Chinese scientists successfully developed white paper from fly ash, a waste product of black coal combustion in electric power plants.
The result — which passed rigorous tests in actual production lines — is now ready for mass application, with some local paper mills already using the material in their manufacturing process.
The innovation comes nearly a decade after Zhang Meiyun, a professor from the Shaanxi University of Science and Technology (SUST), and colleagues proposed that fly ash could be used as a substitute for wood pulp, the main ingredient in papermaking.
Interestingly, the new paper is nearly indistinguishable from one made of wood pulp, achieving more than 90% match to pure whiteness.
The breakthrough tackles two major environmental issues: the industrial demand for timber and the disposal of millions of tons of fly ash per year.
Most forests in China — the world’s largest paper industry — are protected, so its paper mills source wood pulp from other places such as Canada, Russia and the United States.
China, however, is also the world’s largest electricity producer, which unfortunately yields about 700 million tons of fly ash each year, some 30% of which end up as waste.
In 2010, Zhang and her colleagues realized that fly ash could be used as an alternative for wood pulp, considering that its chemical and physical properties are similar to industrial additives already used in papermaking.
Turning a black coal by-product into white paper immediately posed challenges for the team.

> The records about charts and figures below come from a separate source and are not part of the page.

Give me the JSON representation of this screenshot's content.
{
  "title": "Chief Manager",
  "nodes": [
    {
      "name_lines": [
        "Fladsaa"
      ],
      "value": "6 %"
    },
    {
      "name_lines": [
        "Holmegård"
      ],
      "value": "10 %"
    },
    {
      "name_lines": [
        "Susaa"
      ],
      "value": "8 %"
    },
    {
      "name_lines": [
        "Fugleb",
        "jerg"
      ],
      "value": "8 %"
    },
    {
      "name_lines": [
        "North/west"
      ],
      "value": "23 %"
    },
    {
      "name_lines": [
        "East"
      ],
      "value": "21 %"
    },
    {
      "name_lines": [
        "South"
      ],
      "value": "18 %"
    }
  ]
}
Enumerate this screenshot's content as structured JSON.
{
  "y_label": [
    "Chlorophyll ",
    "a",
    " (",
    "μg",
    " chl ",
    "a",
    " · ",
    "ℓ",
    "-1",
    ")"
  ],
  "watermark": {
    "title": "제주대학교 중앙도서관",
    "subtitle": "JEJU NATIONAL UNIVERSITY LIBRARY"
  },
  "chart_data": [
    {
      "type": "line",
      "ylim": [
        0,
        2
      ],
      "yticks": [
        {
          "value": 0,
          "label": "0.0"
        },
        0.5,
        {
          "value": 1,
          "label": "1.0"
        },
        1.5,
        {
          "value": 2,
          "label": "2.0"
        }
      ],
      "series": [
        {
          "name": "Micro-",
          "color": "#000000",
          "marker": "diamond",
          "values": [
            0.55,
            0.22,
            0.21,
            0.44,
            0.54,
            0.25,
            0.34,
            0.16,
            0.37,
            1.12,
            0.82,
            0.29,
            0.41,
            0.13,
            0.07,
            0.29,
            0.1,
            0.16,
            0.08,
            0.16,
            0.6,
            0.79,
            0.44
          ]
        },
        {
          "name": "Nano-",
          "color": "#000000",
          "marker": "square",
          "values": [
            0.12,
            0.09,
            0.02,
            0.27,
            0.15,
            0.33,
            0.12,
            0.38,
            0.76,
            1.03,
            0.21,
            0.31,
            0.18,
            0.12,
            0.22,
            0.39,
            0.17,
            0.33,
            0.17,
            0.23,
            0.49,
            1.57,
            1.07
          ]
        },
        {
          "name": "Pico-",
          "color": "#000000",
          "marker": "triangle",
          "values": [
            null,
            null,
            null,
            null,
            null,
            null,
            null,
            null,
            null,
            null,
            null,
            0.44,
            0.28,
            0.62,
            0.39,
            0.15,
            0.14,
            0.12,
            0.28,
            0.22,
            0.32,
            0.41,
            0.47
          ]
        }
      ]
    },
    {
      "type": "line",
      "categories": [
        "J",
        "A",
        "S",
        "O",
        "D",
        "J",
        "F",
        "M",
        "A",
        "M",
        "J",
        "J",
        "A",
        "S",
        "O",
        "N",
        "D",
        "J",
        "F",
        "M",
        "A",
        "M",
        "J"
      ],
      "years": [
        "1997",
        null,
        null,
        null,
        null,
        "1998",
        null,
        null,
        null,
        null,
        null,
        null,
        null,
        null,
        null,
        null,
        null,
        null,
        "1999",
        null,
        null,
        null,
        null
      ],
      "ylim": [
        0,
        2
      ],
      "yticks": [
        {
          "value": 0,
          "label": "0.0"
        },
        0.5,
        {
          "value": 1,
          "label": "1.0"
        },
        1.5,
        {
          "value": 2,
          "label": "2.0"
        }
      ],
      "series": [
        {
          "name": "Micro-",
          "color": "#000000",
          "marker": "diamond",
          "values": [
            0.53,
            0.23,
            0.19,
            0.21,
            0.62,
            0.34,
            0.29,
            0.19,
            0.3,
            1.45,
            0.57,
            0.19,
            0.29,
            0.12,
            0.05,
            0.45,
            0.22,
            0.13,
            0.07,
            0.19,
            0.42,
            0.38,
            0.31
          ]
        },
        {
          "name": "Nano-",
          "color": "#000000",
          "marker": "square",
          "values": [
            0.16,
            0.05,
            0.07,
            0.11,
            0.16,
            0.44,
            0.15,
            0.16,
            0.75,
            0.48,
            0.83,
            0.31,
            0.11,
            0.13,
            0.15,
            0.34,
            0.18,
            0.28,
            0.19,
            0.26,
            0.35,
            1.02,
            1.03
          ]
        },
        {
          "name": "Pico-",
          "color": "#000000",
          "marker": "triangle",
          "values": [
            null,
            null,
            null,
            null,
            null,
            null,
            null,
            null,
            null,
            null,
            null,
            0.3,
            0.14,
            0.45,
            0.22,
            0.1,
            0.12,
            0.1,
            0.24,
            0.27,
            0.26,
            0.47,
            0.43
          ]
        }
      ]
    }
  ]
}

For starters, fly ash contained unburnt carbon particles, which reduced the paper’s brightness.
“The first sheets that came out in our lab looked grey,” Song Shunxi, one of the scientists involved, told the South China Morning Post. “We had a Cinderella but the paper industry wanted a Snow White. It didn’t work out very well.”
In solving the problem, the team relied on a chemical process that extracted aluminum from fly ash. They eventually succeeded in improving its whiteness, but the paper became too fragile.
“Plant fibre is organic, fly ash is not. Blending them together is difficult, and there are lots of gaps to fill between the fibres,” Song told SCMP. “Nobody wants to use paper on which the ink spreads or which has dust coming off.”
In 2014, after further research, the team finally managed to address all papermaking concerns. The only problem was that no factory wanted to try making their paper.
“Thankfully we had the government behind us,” Song said. Aside from funding their work, public officials helped them test and improve the technology at paper mills in multiple cities.